Geometry Shader looks like Vertex Shader, and uses gl_Position, but it’s responsible for creating multiple instances of a primitive through EmitVertex() and EndPrimitive(). “Each time we call EmitVertex the vector currently set to gl_Position is added to the primitive. Whenever EndPrimitive is called, all emitted vertices for this primitive are combined into the specified output render primitive. By repeatedly calling EndPrimitive after one or more EmitVertex calls multiple primitives can be generated. This particular case emits two vertices that were translated by a small offset from the original vertex position and then calls EndPrimitive, combining these two vertices into a single line strip of 2 vertices.” 5

6. Primitive Assembly

Primitive Assembly is a short stage. It is basically grouping of of primitives into lines and triangles. You may ask, well, what about points? They can’t be assembled? The question to your answer is, that yes, it does happen for points, but it’s redundant.

7. Clipping

After gl_Position is converted to Cartesian coordinates, and gets normalized, meaning it is carried out between -1 and 1, it is clipped for screen. Meaning, the primitives which are not in the viewport propogated by the projection matrix are discarded.  This stage is very important for overall performance reasons.

8. Culling

This is another step taken for performance. Each 3D primitive has its face to the camera, and its back is out of the view of the camera. So it’s entirely useless to render the back of the primitive also. Culling is the process of discarding the back in favour of the face of each primitive.

9. Rasterization

Rasterization is the process of converting 3D objects in computer’s memory to 2D objects to be displayed in the monitor, or rendered to a file. In other words, rasterization is the process of determining which fragments might be covered by a triangle or a line. Rasterization has two stages: trangle setup, and triangle traversal. In the former, “…. edge equations, and other data for the triangle are computed. These data may be used for triangle traversal, as well as for interpolation of the various shading data produced by the geometry stage. Fixed function hardware is used for this task. 6. In the latter, each pixel, or a sample, is covered by a triangle, and a fragment is generated for  each pixel, or sample. If the number of samples are low, aliasing happens. Triangles are interpolated, and pixels are sent to the next stage, which is the most important stage: Fragment shader.

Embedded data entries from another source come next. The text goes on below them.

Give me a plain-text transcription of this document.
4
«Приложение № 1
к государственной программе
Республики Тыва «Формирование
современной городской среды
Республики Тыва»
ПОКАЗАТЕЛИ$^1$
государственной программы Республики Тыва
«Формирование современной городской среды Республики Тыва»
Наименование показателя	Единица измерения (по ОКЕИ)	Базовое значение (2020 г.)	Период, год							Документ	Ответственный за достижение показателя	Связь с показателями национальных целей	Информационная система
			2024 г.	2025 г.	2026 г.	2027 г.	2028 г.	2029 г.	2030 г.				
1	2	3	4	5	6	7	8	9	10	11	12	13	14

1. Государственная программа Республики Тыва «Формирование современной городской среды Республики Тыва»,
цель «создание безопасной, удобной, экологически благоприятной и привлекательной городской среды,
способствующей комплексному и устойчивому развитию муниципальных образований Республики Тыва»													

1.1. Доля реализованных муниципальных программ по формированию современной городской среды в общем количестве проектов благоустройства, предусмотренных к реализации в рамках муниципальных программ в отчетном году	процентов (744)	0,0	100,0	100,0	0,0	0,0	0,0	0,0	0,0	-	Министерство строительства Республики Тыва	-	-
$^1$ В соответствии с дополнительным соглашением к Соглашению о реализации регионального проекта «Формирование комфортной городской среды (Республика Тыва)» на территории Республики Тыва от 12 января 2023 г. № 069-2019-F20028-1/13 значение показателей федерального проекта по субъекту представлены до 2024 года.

Creme de la creme, it is the last programmable stage in the pipeline, and does operations such as coloring, texturing, shadowing, antialisiang, raytracing (if possible), etc.Perhaps the most important thing done in this stage is texturing.

If you are interested in learning more about fragment shaders and what you can do in them, you can read The Book of Shaders, a free internet book that, although outdated, teaches a lot of tricks in the trade.

11. Z-Buffer, Stencil Buffer, and Color Buffer

Z-Buffer is the depth buffer of the program, which is propagated by an FBO. An FBO can also be a stencil buffer, which as the name suggest, creates a black mask aroudn the screen. An FBO can also be a color buffer, which is simply the background color of the program.